There's a new gender gap sweeping the United States -- but this time around, the roles are reversed. When it comes to education, women rule the roost.
There are still problems with gender equality, of course. A woman earns 83 cents for every dollar a man makes and, shockingly, only 13 percent of C-level executives and presidents are female. But there's more positive news. Women are more likely to have a college degree than men: 37.5 percent of women aged 25 to 34 have a bachelor's degree or higher, compared to 29 percent of men in the same age group. Moreover, college and universities expected that the majority of students would be female in fall 2017, and there are more women in training programs than ever before. Why is all this happening?
Why Women Enroll in Education and Training Programs
The current educational climate is almost unrecognizable from a few decades ago. In the 1970s and 1980s, few women achieved doctoral degrees. In 2016, however, women earned the majority of doctorates for the eighth straight year. When it comes to e-learning, women are more likely to involve themselves in their chosen course, and achieve better final grades than men as a result, according to one study.

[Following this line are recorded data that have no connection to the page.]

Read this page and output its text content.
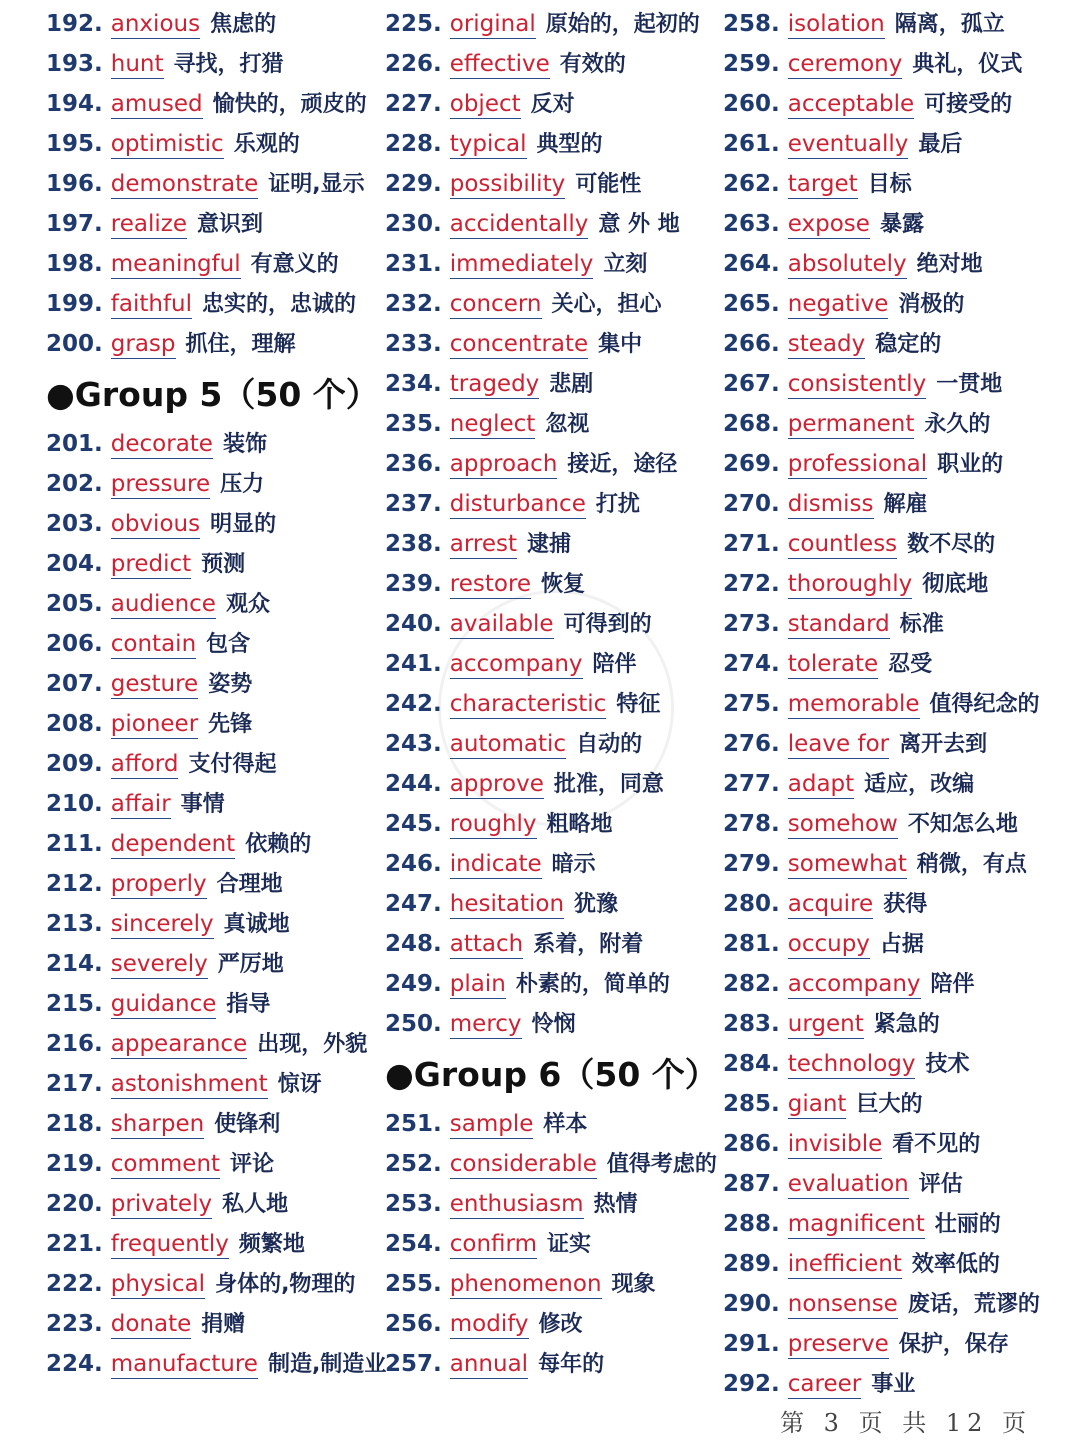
192. anxious 焦虑的
193. hunt 寻找，打猎
194. amused 愉快的，顽皮的
195. optimistic 乐观的
196. demonstrate 证明,显示
197. realize 意识到
198. meaningful 有意义的
199. faithful 忠实的，忠诚的
200. grasp 抓住，理解
●Group 5（50 个）
201. decorate 装饰
202. pressure 压力
203. obvious 明显的
204. predict 预测
205. audience 观众
206. contain 包含
207. gesture 姿势
208. pioneer 先锋
209. afford 支付得起
210. affair 事情
211. dependent 依赖的
212. properly 合理地
213. sincerely 真诚地
214. severely 严厉地
215. guidance 指导
216. appearance 出现，外貌
217. astonishment 惊讶
218. sharpen 使锋利
219. comment 评论
220. privately 私人地
221. frequently 频繁地
222. physical 身体的,物理的
223. donate 捐赠
224. manufacture 制造,制造业
225. original 原始的，起初的
226. effective 有效的
227. object 反对
228. typical 典型的
229. possibility 可能性
230. accidentally 意 外 地
231. immediately 立刻
232. concern 关心，担心
233. concentrate 集中
234. tragedy 悲剧
235. neglect 忽视
236. approach 接近，途径
237. disturbance 打扰
238. arrest 逮捕
239. restore 恢复
240. available 可得到的
241. accompany 陪伴
242. characteristic 特征
243. automatic 自动的
244. approve 批准，同意
245. roughly 粗略地
246. indicate 暗示
247. hesitation 犹豫
248. attach 系着，附着
249. plain 朴素的，简单的
250. mercy 怜悯
●Group 6（50 个）
251. sample 样本
252. considerable 值得考虑的
253. enthusiasm 热情
254. confirm 证实
255. phenomenon 现象
256. modify 修改
257. annual 每年的
258. isolation 隔离，孤立
259. ceremony 典礼，仪式
260. acceptable 可接受的
261. eventually 最后
262. target 目标
263. expose 暴露
264. absolutely 绝对地
265. negative 消极的
266. steady 稳定的
267. consistently 一贯地
268. permanent 永久的
269. professional 职业的
270. dismiss 解雇
271. countless 数不尽的
272. thoroughly 彻底地
273. standard 标准
274. tolerate 忍受
275. memorable 值得纪念的
276. leave for 离开去到
277. adapt 适应，改编
278. somehow 不知怎么地
279. somewhat 稍微，有点
280. acquire 获得
281. occupy 占据
282. accompany 陪伴
283. urgent 紧急的
284. technology 技术
285. giant 巨大的
286. invisible 看不见的
287. evaluation 评估
288. magnificent 壮丽的
289. inefficient 效率低的
290. nonsense 废话，荒谬的
291. preserve 保护，保存
292. career 事业
第 3 页 共 12 页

It seems, then, that there's been a major educational shift. As some women choose to raise children later in life and climb the career ladder, the number of females in education and training programs has soared.
It's all about self-investment. Research from the Pew Research Center shows women value education more than men do: "Women said they felt that the intrinsic benefits of college were high, and they were more likely than men to report that college had improved the quality of their lives," says Rachel Wiseman, writing for the Chronicle of Higher Education. "More than eight out of 10 women with a four-year degree said their education had been 'very useful' in helping them to grow intellectually, and roughly three-fourths of the same demographic group said college had enhanced their emotional development."
What About Women Over 35?
There's no longer any stigma about returning to school at a later age, either. Students, both male and female, over the age of over 35 made up 17 percent of all college and graduate students in 2009. Experts predict this age group will account for 19 percent of all higher education students by 2020. For women in their late 30s, 40s, and beyond, returning to full-time education or training or just up-leveling their skills offers a wide range of benefits.
Women in education and training programs can:
Develop new passions
Promote gender equality
Raise their income levels
Some women over the age of 35 are put off by lengthy college and university programs, especially if they already have work or family commitments. E-learning courses, however, provide ample learning opportunities in a shorter time frame.
"Online educational services are fantastic for learning a new skill the formal way," says Business Women Media. "You don't need to 'attend' classes like a regular school and you can study a course at your own pace."
Make no mistake, gender inequality still exists. However, women are more likely than men to achieve a bachelor's degree or doctoral degree, and to excel in online learning programs. Through new educational opportunities, women are becoming the leaders of the future -- and inspiring the next generation of learners.